Both Xanthos and Letôon have been declared by UNESCO to be one of the Eminent Heritage of the World.

The ancient Lycian city is located near the village of Kinik on a hillside in a gorgious natural site overlooking the Esen river. Xanthos long remained independent until it was taken by the Persians: according to Herodotus, the warriors of Xanthos showed an extreme bravery killing their wives, children and slaves entrenched in the burning citadel. They themselves fought to death . Only a few families that were away, survived. The city was completly burnt down between 475 and 450 BC. During excavations this was confirmed by a thick layer of ash covering the site. Rebuilt and repopulated, Xanthos, along with Pinara, Patara and other cities, surrendered to Alexander the Great. The city, which came to the hands of Antigonus, was claimed by Ptolemy I who took it from him by force in 309 BC.
In 197 BC, Antiochus III , who wanted to take Lycia from the Ptolemies, made an agreement with the Xanthians, declaring the city free and dedicating it to Leto, Apollo and Artemis. After Antiochus’ defeat at Magnesia of Sypile, and because of their support to her, Rome gave Xanthos to the Rhodians. Complaining that they were treated like slaves, the Xanthians revolted many times so that Rome finally put an end to the Rhodien domination in 167 BC. During the Roman civil wars of the 1st century BC, the Lycians sided with Caesar against Pompeius.

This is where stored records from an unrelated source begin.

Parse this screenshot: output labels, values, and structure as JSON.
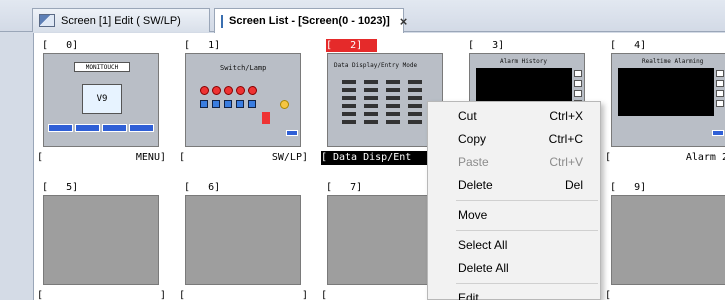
{
  "tabs": [
    {
      "label": "Screen [1] Edit (        SW/LP)",
      "icon": "screen-edit-icon",
      "active": false
    },
    {
      "label": "Screen List - [Screen(0 - 1023)]",
      "icon": "screen-list-icon",
      "active": true,
      "close": "×"
    }
  ],
  "screens": [
    {
      "number": "[   0]",
      "name": "MENU]",
      "open_bracket": "[",
      "selected": false,
      "thumb": "menu"
    },
    {
      "number": "[   1]",
      "name": "SW/LP]",
      "open_bracket": "[",
      "selected": false,
      "thumb": "switch"
    },
    {
      "number": "[   2]",
      "name": "Data Disp/Ent",
      "open_bracket": "[",
      "selected": true,
      "thumb": "data"
    },
    {
      "number": "[   3]",
      "name": "",
      "open_bracket": "",
      "selected": false,
      "thumb": "alarm-history"
    },
    {
      "number": "[   4]",
      "name": "Alarm 2]",
      "open_bracket": "[",
      "selected": false,
      "thumb": "realtime"
    },
    {
      "number": "[   5]",
      "name": "]",
      "open_bracket": "[",
      "selected": false,
      "thumb": "empty"
    },
    {
      "number": "[   6]",
      "name": "]",
      "open_bracket": "[",
      "selected": false,
      "thumb": "empty"
    },
    {
      "number": "[   7]",
      "name": "",
      "open_bracket": "[",
      "selected": false,
      "thumb": "empty"
    },
    {
      "number": "",
      "name": "",
      "open_bracket": "",
      "selected": false,
      "thumb": "empty"
    },
    {
      "number": "[   9]",
      "name": "]",
      "open_bracket": "[",
      "selected": false,
      "thumb": "empty"
    }
  ],
  "thumb_text": {
    "menu_title": "MONITOUCH",
    "menu_logo": "V9",
    "switch_title": "Switch/Lamp",
    "data_title": "Data Display/Entry Mode",
    "alarm_history_title": "Alarm History",
    "realtime_title": "Realtime Alarming"
  },
  "context_menu": [
    {
      "label": "Cut",
      "shortcut": "Ctrl+X",
      "enabled": true
    },
    {
      "label": "Copy",
      "shortcut": "Ctrl+C",
      "enabled": true
    },
    {
      "label": "Paste",
      "shortcut": "Ctrl+V",
      "enabled": false
    },
    {
      "label": "Delete",
      "shortcut": "Del",
      "enabled": true
    },
    {
      "separator": true
    },
    {
      "label": "Move",
      "shortcut": "",
      "enabled": true
    },
    {
      "separator": true
    },
    {
      "label": "Select All",
      "shortcut": "",
      "enabled": true
    },
    {
      "label": "Delete All",
      "shortcut": "",
      "enabled": true
    },
    {
      "separator": true
    },
    {
      "label": "Edit",
      "shortcut": "",
      "enabled": true
    }
  ],
  "colors": {
    "selected_number_bg": "#e52a2a",
    "selected_name_bg": "#000000",
    "empty_thumb": "#9e9e9e"
  }
}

 But Caesar was assassinated in Rome by Brutus and Cassius who came to Asia Minor to collect money and recruit soldiers. As the Lycians were reluctant to make any contributions, Brutus attacked Xanthos where the Lycian League’ s soldiers were gathered. He demolished the Acropolis and slaughtered the inhabitants. For the second time in their history, in the year 42 BC, the Xanthians underwent mass suicide for their freedom. Marc Antony, hoping to heal the scars left by Brutus, rebuilt their city. In Byzantines times, the city walls were renovated and a monastery was added. The city was deserted, ruined by Arab raids in the 8th century.

Xanthos was discovered in 1838 by Sir Charles Fellows who had all the reliefs and finds of any significance transported to London, on a warship that anchored in Patara.

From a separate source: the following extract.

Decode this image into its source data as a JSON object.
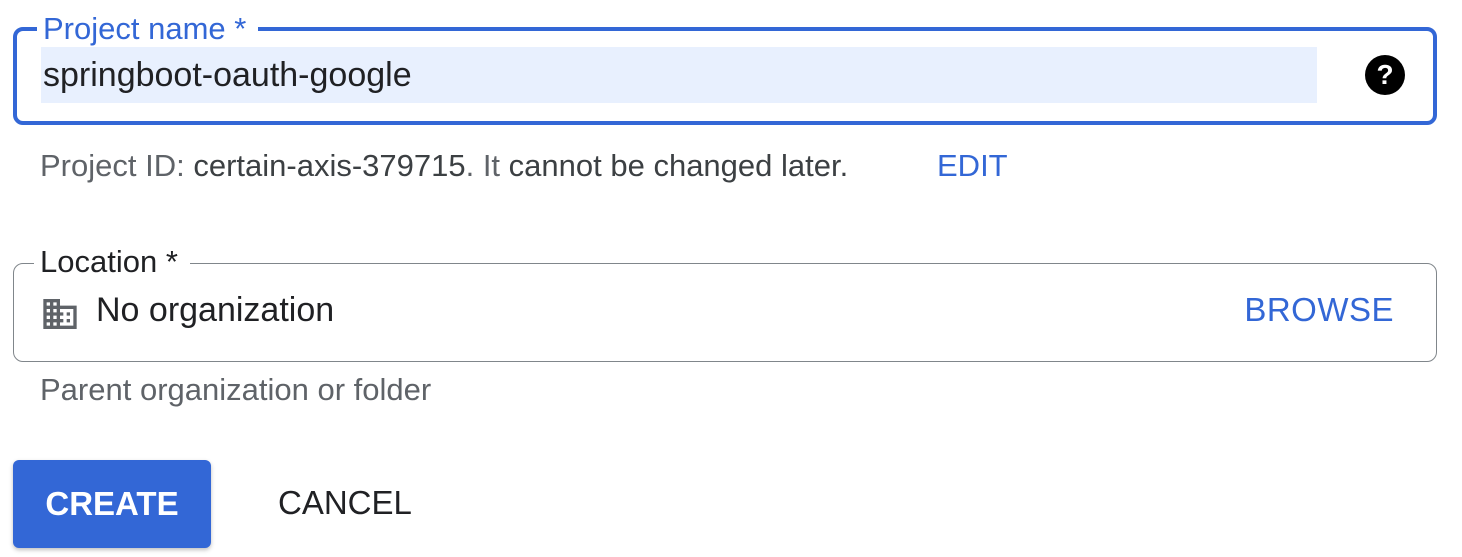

The Hellenistic walls and gates of the city, the Lycian buildings and monuments, the necropolis with typical Lycian tombs and sarcophagi, the funerary pillars, the Roman theatre, the agora, the Byzantine church with mosaics, the Byzantine monastery,....are among the main vestiges of the archaeological site.

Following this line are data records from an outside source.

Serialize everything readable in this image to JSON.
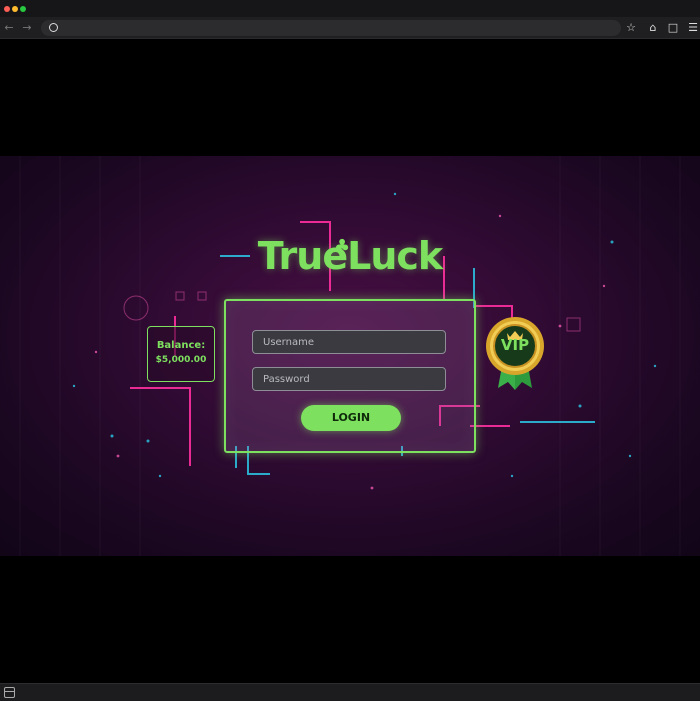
{
  "browser": {
    "back_icon": "arrow-left-icon",
    "forward_icon": "arrow-right-icon",
    "address": "",
    "toolbar_icons": [
      "star-icon",
      "extensions-icon",
      "tabs-icon",
      "menu-icon"
    ]
  },
  "game": {
    "logo_text": "True",
    "logo_text_2": "Luck",
    "balance_label": "Balance:",
    "balance_amount": "$5,000.00",
    "username_placeholder": "Username",
    "password_placeholder": "Password",
    "login_label": "LOGIN",
    "vip_label": "VIP",
    "colors": {
      "accent": "#7ee05f",
      "pink": "#ff2fa0",
      "cyan": "#2bc8e6",
      "background": "#2c0a30"
    }
  }
}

The Monument of the Harpies: this sarcophagus, which dates back to 480 - 470 BC, consists of a huge piece of hewn rock 8.87 m / 29 ft high and a small burial chamber decorated on all four sides by reliefs, and closed by a stone lid. The monument’s reliefs seen today are plaster copies. The originals, as well as sculpted sarcophagi and the Nereids Monument (a temple with 12 Nereid statues between the columns) were taken by Charles Fellows to the British Museum in 1842.